I am certainly outraged. But one person is not a productive movement. My outrage alone will change nothing; it will only end up consuming me whole. Silence is a coping mechanism against the awfulness of the position I find myself in. Writing this piece meant opening old wounds; it meant confronting the awfulness and being hurt by it anew. But silence is not complacency. My silence, like that of most international students, is the product of hopelessness and despair. It is the silence of those who find themselves alone on the field, with neither allies nor reinforcements, and realise they are fighting a battle most people couldn’t care less about. 

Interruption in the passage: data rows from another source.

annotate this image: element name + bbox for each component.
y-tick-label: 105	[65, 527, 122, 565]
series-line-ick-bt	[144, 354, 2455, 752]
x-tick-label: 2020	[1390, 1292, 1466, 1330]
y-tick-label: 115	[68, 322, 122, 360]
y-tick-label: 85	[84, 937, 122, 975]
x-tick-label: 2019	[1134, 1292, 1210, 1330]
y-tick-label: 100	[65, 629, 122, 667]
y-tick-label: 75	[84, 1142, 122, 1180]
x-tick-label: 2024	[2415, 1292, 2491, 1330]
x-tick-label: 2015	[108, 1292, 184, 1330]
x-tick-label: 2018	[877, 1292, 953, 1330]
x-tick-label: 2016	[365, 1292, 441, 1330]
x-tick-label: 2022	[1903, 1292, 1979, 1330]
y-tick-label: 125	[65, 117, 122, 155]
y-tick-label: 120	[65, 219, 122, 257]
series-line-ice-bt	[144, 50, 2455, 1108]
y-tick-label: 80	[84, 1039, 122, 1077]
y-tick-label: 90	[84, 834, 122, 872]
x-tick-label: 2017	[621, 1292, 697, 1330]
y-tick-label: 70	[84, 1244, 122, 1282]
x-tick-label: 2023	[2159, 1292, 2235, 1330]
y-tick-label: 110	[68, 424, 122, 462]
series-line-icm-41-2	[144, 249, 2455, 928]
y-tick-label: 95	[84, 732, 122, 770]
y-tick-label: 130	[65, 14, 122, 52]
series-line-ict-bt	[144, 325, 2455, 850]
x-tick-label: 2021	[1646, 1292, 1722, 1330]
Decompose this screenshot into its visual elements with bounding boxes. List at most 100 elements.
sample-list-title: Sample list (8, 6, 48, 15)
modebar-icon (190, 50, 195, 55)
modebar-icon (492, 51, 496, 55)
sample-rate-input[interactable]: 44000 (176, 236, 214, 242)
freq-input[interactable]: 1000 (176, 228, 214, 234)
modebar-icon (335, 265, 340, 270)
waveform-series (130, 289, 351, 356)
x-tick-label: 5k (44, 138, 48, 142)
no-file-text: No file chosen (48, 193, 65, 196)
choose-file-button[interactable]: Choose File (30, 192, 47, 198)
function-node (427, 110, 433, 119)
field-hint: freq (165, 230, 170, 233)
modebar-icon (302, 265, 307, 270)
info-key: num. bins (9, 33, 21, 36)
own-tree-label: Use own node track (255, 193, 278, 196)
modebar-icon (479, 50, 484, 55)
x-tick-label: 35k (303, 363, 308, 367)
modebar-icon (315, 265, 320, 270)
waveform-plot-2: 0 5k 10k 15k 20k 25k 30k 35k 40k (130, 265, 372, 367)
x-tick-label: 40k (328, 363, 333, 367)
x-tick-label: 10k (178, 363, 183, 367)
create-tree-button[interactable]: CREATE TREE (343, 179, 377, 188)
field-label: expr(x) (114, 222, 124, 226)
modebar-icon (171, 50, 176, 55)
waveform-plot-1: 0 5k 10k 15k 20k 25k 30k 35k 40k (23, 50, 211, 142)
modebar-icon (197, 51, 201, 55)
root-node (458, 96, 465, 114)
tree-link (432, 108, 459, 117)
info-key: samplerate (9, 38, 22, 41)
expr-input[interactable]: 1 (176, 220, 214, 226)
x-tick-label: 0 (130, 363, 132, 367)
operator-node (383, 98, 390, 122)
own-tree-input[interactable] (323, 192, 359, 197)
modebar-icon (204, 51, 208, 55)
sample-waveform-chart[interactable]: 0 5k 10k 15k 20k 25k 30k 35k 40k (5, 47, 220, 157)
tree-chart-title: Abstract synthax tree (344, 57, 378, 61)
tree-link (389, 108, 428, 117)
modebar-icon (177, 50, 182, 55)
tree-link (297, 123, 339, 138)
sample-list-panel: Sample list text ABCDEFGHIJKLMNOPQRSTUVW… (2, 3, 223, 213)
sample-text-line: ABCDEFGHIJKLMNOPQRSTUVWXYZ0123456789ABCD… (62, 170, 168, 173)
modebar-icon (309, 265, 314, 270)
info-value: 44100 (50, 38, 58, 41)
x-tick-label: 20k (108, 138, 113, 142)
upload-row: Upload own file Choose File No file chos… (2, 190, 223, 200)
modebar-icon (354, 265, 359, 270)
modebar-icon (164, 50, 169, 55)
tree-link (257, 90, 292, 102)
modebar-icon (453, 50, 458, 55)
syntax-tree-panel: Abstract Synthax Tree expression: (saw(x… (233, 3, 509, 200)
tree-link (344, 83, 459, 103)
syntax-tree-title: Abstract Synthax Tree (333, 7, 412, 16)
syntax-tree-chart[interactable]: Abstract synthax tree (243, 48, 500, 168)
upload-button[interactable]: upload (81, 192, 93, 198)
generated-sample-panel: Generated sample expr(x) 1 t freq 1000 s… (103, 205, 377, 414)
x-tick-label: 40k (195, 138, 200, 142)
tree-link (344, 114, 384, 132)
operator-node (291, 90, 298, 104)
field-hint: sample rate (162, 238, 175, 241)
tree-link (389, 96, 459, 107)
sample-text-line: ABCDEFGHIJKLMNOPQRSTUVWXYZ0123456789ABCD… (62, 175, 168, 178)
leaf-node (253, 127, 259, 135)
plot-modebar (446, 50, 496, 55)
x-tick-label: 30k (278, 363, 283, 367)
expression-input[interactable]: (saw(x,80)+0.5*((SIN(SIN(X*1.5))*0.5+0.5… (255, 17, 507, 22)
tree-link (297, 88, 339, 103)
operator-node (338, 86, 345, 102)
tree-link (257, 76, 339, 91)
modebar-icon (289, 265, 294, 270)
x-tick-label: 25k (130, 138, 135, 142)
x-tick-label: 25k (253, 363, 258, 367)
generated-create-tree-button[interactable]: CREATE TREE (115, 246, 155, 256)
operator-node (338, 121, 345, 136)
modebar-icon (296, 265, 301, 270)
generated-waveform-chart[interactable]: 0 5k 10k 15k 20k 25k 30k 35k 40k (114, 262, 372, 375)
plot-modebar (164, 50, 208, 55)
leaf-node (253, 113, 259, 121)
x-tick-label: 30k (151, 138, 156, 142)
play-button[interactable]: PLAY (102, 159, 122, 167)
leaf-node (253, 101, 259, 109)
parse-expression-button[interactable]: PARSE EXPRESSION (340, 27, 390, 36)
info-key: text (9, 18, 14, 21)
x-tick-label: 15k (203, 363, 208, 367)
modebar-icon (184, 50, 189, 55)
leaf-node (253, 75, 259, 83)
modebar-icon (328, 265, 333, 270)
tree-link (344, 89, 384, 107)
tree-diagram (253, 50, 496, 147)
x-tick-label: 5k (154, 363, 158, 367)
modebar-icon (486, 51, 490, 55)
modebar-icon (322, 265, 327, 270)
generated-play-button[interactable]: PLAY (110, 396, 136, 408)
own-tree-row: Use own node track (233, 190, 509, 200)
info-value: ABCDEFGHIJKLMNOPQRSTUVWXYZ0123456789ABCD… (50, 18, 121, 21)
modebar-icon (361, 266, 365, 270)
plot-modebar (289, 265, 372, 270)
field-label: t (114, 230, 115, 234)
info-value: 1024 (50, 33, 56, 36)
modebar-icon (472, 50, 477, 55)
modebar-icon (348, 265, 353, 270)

Our community is a diverse one, as is reflected in our varied demands. Some students I spoke to mentioned their desire for fee relief. Others wanted the University to take a firm stance on easing border restrictions for students, or at least keep international students more regularly updated on the situation. Some demanded they channel their ridiculous surplus into avenues tailored towards international student needs, such as extra academic support, internships and job or visa opportunities. And what I—a tired, worn-out international student miles away from a campus I can hardly remember—want is visibility, fury, and solidarity. Allies and reinforcements to help funnel the pinpricks of anger felt by overseas students across the globe into an organised channel that makes the University sit up and pay attention. Would this result in any tangible change? I am by now jaded enough to say probably not. But silence and invisibility cannot be how we respond to injustice, even injustice of the seemingly insurmountable variety. 

In a few years, the international students who were at the University of Melbourne during COVID-19 will have graduated. The University will be back to promising prospective internationals a once-in-a-lifetime, coming-of-age experience. Our memory, and the memory of the University’s unjust silence at our impossible situation, will fade. I will then truly become as I now feel: a student who was never really a student—unimportant, non-existent, and invisible.